In its legal defense against a lawsuit from the United States Securities and Exchange Commission (SEC), Kraken has filed a reply refuting the agency’s allegations of trading unregistered securities, arguing that the case lacks precision and misinterprets fundamental legal concepts.

In its response filing, Kraken identifies discrepancies in the SEC’s argument, noting the agency’s failure to accurately identify investment contracts traded on the exchange.

Additionally, Kraken argues that the SEC’s use of terms like “investment concept” and “ecosystem” instead of “investment contract” and “enterprise” reflects a misunderstanding of the case’s legal framework.

The SEC initially sued Kraken in November 2023, alleging it unlawfully made millions of dollars from “crypto asset securities” transactions and provided “exchange, broker, dealer, and clearing agency” services without having registered with the agency “as required by law.” This was months after settling charges over Kraken’s former staking service.

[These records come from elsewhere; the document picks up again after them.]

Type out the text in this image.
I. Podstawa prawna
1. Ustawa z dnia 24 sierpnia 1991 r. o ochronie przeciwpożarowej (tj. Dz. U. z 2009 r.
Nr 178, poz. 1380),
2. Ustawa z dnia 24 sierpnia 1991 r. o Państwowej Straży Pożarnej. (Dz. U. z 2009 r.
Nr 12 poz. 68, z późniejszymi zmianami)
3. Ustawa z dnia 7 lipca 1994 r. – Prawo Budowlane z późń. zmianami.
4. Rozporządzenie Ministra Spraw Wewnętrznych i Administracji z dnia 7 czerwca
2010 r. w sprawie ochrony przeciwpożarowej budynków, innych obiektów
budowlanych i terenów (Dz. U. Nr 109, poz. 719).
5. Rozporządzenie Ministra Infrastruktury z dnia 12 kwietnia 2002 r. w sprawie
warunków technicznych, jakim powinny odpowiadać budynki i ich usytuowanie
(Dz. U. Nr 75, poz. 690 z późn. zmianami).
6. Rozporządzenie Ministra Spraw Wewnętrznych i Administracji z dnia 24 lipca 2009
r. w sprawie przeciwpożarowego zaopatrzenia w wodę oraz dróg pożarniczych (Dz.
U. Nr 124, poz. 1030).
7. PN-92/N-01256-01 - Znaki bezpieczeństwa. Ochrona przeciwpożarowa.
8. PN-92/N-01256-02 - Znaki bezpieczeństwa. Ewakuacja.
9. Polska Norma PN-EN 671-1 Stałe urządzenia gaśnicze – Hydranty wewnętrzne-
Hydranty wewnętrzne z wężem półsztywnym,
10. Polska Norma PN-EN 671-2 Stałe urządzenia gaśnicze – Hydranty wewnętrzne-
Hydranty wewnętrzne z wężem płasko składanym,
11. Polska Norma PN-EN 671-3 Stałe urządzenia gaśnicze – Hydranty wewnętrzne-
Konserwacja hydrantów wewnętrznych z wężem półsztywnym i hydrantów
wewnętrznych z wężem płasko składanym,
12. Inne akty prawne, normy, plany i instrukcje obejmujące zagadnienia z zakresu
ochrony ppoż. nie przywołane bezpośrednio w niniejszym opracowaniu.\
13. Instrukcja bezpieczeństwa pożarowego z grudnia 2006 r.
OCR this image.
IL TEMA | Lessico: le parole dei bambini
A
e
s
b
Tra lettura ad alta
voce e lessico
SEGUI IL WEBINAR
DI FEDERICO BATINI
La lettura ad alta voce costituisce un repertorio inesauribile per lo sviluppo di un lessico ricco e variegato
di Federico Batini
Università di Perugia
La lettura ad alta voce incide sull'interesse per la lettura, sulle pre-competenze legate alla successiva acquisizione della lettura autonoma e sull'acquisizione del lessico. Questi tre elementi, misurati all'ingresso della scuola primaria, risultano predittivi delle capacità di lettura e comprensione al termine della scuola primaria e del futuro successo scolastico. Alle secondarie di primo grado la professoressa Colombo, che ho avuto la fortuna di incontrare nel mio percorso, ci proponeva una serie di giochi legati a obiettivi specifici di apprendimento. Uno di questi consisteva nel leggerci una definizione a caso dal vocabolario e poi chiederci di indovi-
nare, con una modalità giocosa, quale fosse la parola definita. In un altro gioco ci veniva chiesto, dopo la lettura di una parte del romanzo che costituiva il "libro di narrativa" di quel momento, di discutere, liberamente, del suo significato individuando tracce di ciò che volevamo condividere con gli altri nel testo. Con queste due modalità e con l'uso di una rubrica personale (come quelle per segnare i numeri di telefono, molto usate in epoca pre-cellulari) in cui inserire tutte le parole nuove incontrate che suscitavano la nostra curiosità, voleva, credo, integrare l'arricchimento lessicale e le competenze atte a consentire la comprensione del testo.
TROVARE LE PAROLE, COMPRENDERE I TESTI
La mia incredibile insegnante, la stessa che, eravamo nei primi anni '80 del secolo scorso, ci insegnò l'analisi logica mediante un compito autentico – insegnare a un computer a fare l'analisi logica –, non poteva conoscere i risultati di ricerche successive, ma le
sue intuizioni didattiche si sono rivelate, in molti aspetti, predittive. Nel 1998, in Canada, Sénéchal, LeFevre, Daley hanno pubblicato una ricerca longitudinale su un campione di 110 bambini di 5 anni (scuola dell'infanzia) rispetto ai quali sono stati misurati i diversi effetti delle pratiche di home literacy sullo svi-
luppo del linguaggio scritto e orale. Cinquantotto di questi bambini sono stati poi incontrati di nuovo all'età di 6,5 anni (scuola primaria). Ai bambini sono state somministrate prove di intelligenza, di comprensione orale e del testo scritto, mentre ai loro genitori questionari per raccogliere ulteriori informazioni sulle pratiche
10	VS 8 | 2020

Kraken’s reply to the SEC in support of the motion to dismiss. Source: CourtListener

However, Kraken filed a motion to dismiss, contending that it establishes a “dangerous precedent” for the agency’s jurisdiction. In response, the SEC filed a 39-page opposition to Kraken’s motion to dismiss, saying, “It is simply not the case that this enforcement action exceeds the authority Congress granted the SEC.”

In the Thursday, May 9 motion, Kraken contests the SEC’s claim that written contracts are required in investment agreements, emphasizing that contracts can be oral, expressed or implied.

Kraken argues that the SEC’s efforts to refute unaddressed arguments indicate a misunderstanding of the case’s central points.

Related: SEC has taken ‘too expansive’ a view of crypto, says former commissioner

Kraken references past SEC cases involving initial coin offerings to support its stance. The exchange emphasized that these cases centered on contractual rights and obligations, supporting Kraken’s view of investment contracts.

Kraken’s motion hinges on interpreting the SEC’s jurisdiction using the Howey test, which defines a security based on specific criteria, such as the investment of capital in a common enterprise with the expectation of profit, driven by the efforts of others.

The U.S. Congress is currently deliberating on crypto regulation with several ongoing bills. Concurrently, eight state attorneys general in the U.S. have filed a joint amicus brief, contending that the SEC exceeded its delegated authority in the lawsuit against the cryptocurrency exchange Kraken.